What is the status of Project Mountaineer?

You remember Project Mountaineer — the dream of expanding coal-fired electrical generation in the Ohio Valley and shipping it to the East Coast via massive new transmission lines.  

Project Mountaineer was the first child of the October 1, 2004, marriage of AEP and PJM.

They don’t call it that anymore, but the basic “coal-by-wire” concept remains intact.  Each year, PJM publishes a new version of its Regional Transmission Expansion Plan (RTEP).  The plan includes many transmission facilities large and small, but the most controversial are the huge , interstate power lines:

The Mid-Atlantic Power Pathway (MAPP) would run for 220 miles from Virginia, across the Chesapeake Bay and up the Delmarva Peninsula to New Jersey at an estimated cost of $1.4 billion.

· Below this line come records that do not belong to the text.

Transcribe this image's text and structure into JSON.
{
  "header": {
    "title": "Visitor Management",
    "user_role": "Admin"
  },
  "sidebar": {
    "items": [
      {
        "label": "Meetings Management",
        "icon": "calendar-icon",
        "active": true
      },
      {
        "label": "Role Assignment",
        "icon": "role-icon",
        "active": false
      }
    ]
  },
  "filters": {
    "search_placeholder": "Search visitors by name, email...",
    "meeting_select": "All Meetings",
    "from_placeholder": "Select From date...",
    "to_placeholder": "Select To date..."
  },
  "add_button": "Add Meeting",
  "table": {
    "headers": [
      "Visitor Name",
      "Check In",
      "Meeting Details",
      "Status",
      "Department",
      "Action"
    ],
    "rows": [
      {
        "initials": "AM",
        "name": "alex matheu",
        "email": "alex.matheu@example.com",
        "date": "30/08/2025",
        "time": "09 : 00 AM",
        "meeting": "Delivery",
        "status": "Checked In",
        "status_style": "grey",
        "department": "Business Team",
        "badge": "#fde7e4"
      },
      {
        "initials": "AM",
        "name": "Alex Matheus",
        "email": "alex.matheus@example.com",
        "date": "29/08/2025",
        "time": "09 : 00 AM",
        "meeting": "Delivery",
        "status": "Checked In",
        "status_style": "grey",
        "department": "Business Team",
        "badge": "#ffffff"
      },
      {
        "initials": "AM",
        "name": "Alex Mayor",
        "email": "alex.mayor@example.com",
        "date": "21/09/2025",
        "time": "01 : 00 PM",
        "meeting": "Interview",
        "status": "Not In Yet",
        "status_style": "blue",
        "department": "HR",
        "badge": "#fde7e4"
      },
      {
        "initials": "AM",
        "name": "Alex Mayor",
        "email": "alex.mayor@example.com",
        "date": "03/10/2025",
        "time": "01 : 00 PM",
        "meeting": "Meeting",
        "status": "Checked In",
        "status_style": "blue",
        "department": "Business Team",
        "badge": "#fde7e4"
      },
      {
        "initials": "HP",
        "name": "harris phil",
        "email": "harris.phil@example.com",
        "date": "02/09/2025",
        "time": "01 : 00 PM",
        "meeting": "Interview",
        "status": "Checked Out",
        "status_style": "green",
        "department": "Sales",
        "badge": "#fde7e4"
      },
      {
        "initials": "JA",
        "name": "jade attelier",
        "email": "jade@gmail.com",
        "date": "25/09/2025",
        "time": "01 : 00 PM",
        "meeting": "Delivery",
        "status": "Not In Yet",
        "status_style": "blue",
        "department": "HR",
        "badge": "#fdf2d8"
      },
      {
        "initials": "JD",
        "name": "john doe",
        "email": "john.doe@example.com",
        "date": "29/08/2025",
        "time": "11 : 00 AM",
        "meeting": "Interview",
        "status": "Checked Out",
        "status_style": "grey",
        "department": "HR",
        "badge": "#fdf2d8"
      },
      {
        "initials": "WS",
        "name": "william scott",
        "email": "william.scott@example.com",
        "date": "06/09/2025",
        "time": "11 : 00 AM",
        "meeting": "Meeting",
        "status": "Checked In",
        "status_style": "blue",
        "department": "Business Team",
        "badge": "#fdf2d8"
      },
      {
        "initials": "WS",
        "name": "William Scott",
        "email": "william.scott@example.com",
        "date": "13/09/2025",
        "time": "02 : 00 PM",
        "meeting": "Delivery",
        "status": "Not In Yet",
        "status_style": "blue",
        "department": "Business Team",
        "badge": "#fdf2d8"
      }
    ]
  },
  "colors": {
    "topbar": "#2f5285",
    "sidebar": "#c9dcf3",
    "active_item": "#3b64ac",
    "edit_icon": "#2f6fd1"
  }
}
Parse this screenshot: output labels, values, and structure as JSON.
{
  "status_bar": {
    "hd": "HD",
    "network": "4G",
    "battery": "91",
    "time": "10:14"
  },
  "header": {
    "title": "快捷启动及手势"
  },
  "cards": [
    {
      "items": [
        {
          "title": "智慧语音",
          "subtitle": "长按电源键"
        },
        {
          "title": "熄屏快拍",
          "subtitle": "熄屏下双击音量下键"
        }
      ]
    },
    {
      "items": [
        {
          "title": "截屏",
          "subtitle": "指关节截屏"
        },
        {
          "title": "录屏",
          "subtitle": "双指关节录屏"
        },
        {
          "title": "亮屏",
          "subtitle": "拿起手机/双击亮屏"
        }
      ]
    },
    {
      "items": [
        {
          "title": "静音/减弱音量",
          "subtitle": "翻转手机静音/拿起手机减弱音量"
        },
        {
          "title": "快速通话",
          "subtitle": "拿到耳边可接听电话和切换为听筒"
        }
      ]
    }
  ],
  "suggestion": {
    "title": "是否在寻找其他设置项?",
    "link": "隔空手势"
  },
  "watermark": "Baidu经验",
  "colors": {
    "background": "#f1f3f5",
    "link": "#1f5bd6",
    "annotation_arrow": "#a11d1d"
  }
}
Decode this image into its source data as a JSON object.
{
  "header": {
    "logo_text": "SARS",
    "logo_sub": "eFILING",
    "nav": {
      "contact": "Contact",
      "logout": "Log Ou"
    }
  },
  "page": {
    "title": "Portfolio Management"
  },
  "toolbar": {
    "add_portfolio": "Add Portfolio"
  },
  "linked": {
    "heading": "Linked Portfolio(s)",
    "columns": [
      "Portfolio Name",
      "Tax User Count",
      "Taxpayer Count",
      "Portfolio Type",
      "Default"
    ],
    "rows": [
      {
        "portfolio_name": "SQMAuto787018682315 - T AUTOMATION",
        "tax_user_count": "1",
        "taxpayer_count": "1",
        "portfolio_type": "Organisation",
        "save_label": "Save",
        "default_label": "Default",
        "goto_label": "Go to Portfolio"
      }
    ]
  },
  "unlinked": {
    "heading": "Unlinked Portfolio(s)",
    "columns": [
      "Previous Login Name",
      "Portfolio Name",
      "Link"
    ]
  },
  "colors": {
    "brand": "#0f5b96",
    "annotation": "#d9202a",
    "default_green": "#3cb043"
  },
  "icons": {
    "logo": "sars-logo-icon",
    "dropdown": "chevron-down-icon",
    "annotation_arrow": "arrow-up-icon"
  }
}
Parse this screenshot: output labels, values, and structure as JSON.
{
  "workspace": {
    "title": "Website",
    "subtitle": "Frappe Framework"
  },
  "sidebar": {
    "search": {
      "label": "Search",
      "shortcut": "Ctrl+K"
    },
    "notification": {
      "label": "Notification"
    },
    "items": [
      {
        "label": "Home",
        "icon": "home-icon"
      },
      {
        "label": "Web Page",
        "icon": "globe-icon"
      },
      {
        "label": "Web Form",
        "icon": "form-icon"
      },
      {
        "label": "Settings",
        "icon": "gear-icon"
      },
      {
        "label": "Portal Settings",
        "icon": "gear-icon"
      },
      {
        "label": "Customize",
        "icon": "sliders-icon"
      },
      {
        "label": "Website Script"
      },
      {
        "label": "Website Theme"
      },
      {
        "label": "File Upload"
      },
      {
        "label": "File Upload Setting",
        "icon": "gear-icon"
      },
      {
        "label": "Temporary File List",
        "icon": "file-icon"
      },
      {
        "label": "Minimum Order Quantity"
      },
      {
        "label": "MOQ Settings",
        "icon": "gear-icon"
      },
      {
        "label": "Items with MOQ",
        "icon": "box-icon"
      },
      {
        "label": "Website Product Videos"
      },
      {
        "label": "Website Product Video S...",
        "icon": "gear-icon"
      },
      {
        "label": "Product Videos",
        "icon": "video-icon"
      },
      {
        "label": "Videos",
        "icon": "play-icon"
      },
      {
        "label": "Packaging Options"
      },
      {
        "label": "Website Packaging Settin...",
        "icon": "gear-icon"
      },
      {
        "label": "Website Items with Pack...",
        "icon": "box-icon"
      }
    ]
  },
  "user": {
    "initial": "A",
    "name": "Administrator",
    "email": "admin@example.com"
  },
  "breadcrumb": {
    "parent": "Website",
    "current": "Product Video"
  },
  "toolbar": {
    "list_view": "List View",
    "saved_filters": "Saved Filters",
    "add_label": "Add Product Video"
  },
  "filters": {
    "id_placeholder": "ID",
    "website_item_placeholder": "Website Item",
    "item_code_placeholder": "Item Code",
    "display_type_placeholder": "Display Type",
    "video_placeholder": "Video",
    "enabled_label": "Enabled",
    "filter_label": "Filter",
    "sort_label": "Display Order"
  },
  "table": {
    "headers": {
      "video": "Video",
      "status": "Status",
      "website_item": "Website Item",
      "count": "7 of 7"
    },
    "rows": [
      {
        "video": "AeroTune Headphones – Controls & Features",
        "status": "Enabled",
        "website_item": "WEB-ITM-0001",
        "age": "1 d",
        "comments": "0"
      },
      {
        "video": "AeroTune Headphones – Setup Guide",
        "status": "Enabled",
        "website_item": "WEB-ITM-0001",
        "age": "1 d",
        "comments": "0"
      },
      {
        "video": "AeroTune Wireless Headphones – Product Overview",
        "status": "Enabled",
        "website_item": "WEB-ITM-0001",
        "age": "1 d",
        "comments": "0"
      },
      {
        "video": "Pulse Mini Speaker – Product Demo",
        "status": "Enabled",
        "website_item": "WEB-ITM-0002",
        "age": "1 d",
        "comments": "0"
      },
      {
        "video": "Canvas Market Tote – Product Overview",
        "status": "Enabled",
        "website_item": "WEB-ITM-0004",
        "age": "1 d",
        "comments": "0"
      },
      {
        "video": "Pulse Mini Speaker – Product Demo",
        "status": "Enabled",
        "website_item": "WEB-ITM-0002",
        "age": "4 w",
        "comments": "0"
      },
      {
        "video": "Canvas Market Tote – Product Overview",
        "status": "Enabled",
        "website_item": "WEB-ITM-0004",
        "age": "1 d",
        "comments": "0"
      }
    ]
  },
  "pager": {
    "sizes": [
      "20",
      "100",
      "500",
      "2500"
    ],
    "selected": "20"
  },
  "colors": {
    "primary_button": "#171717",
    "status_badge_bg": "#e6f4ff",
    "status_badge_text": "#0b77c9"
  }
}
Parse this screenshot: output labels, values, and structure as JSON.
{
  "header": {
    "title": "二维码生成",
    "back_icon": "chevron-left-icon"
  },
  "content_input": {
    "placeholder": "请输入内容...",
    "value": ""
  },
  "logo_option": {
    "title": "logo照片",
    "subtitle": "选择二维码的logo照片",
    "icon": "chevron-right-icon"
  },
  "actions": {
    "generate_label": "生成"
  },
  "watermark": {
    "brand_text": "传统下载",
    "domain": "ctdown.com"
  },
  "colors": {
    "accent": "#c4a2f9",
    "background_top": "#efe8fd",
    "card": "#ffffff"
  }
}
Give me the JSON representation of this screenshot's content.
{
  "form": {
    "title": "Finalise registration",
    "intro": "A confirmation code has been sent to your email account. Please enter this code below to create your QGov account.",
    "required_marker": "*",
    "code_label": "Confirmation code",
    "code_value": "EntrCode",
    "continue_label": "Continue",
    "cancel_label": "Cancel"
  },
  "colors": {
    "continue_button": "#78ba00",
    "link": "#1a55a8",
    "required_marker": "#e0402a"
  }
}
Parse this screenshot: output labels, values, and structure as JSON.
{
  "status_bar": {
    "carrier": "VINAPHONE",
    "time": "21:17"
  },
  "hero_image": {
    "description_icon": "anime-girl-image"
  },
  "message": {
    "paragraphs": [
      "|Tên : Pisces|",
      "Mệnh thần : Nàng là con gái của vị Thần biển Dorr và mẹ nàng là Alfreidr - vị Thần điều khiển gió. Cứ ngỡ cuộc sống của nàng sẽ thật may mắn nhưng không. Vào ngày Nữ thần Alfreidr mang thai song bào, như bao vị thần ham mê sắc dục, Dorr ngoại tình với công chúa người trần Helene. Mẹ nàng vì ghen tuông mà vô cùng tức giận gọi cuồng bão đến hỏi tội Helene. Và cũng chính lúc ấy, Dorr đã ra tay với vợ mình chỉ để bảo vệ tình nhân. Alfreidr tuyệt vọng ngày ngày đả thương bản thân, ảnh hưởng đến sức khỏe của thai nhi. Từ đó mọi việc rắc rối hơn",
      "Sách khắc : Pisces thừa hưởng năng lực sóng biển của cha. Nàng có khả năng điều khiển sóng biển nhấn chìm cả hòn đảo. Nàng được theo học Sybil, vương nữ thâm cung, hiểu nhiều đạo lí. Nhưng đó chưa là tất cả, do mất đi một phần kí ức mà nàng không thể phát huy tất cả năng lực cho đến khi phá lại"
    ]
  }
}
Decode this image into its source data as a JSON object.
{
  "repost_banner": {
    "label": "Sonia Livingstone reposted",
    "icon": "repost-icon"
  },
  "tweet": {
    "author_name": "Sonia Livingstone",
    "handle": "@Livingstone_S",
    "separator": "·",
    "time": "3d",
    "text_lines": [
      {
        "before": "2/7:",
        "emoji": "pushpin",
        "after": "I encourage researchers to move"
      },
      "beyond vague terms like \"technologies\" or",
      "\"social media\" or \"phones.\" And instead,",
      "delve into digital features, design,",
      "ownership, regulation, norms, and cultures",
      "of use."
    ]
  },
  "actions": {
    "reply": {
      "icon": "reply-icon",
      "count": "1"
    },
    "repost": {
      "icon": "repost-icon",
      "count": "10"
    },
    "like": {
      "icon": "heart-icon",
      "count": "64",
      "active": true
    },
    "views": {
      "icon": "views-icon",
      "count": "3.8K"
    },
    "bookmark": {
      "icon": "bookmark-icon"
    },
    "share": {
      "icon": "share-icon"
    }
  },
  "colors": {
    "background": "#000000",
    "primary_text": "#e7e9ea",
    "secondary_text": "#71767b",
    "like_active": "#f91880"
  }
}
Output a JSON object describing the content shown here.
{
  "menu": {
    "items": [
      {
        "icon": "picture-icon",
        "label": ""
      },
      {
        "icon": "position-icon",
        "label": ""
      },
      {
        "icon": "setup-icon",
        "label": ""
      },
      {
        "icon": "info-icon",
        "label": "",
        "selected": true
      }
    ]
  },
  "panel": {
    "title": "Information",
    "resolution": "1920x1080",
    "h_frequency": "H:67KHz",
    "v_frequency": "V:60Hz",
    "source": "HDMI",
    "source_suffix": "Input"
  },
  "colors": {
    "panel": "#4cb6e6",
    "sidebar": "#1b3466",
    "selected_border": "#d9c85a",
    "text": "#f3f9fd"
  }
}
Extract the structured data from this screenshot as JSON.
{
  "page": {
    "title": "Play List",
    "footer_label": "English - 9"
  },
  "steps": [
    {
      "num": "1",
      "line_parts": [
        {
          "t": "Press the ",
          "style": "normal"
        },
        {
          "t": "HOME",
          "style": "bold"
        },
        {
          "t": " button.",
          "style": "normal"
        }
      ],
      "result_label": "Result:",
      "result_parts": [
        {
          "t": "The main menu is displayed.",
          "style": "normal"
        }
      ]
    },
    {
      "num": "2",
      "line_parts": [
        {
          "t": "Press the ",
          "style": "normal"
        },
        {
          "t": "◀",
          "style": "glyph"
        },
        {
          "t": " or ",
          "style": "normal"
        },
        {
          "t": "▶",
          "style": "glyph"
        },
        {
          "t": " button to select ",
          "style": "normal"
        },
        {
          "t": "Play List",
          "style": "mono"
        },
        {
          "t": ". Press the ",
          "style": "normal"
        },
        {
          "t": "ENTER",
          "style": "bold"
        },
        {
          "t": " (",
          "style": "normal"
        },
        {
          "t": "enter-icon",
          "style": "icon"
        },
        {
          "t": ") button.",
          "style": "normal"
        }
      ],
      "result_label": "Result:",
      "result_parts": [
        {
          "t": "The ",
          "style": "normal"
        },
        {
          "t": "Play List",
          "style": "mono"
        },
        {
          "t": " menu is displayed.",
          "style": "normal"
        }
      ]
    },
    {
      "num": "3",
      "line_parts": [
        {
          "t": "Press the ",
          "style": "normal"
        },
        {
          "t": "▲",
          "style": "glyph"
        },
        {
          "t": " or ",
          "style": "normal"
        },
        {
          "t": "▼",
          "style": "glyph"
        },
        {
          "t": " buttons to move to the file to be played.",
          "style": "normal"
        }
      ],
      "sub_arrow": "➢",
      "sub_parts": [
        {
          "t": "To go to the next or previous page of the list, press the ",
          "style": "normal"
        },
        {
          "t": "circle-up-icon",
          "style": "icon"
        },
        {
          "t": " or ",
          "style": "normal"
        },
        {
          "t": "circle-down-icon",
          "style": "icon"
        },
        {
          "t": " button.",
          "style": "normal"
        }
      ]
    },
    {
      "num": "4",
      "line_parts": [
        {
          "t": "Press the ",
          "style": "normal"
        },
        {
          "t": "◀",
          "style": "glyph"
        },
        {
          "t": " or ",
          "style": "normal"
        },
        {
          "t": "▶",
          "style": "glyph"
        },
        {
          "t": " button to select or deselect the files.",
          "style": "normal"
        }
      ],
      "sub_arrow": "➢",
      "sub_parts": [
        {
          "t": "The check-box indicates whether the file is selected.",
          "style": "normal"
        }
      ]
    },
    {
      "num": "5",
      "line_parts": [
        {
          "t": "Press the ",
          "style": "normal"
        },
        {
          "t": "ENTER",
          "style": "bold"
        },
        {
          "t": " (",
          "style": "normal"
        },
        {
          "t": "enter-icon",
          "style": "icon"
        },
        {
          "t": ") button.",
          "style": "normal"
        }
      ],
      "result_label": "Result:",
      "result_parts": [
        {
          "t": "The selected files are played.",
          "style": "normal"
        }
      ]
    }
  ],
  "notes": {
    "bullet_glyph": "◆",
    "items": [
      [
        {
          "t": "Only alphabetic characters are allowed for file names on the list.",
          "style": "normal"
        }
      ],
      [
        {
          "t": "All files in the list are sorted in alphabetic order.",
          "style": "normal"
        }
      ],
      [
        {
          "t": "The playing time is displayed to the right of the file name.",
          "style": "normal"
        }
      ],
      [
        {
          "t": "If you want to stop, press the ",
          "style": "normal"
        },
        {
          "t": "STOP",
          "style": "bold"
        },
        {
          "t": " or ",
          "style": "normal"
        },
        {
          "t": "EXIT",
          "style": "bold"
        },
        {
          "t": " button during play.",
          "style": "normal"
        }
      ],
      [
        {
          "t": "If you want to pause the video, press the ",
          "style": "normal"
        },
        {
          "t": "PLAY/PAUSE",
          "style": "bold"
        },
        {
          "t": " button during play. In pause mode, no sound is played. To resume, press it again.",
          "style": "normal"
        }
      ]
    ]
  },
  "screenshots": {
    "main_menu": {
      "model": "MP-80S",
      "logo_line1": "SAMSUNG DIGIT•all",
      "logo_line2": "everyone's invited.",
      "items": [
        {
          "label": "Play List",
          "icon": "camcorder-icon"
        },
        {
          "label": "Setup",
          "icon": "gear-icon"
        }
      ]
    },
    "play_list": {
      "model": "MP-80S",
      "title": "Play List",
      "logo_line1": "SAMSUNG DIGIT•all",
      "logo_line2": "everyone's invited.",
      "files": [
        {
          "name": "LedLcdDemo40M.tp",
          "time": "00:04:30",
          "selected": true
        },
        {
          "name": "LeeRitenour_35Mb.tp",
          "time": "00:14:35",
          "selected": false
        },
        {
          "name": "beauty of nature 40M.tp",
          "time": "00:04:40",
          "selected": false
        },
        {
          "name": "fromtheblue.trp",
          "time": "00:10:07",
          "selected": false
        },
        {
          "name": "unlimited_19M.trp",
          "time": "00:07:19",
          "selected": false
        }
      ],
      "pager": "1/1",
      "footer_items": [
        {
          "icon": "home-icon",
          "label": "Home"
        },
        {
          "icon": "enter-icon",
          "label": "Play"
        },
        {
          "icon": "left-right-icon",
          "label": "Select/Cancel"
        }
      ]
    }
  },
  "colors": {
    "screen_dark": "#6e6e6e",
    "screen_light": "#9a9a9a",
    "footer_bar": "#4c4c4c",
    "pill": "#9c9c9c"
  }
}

The Trans-Allegheny Interstate Line (TrAIL) would start in southwestern Pennsylvania, cut across West Virginia and end in Northern Virginia.  

The Potomac-Appalachian Transmission Highline (PATH) is proposed to run for 290 miles from AEP’s John Amos coal plant in southern West Virginia to the Kemptown substation in central Maryland.

The Susquehanna-Roseland project would connect northeastern Pennsylvania with northern New Jersey.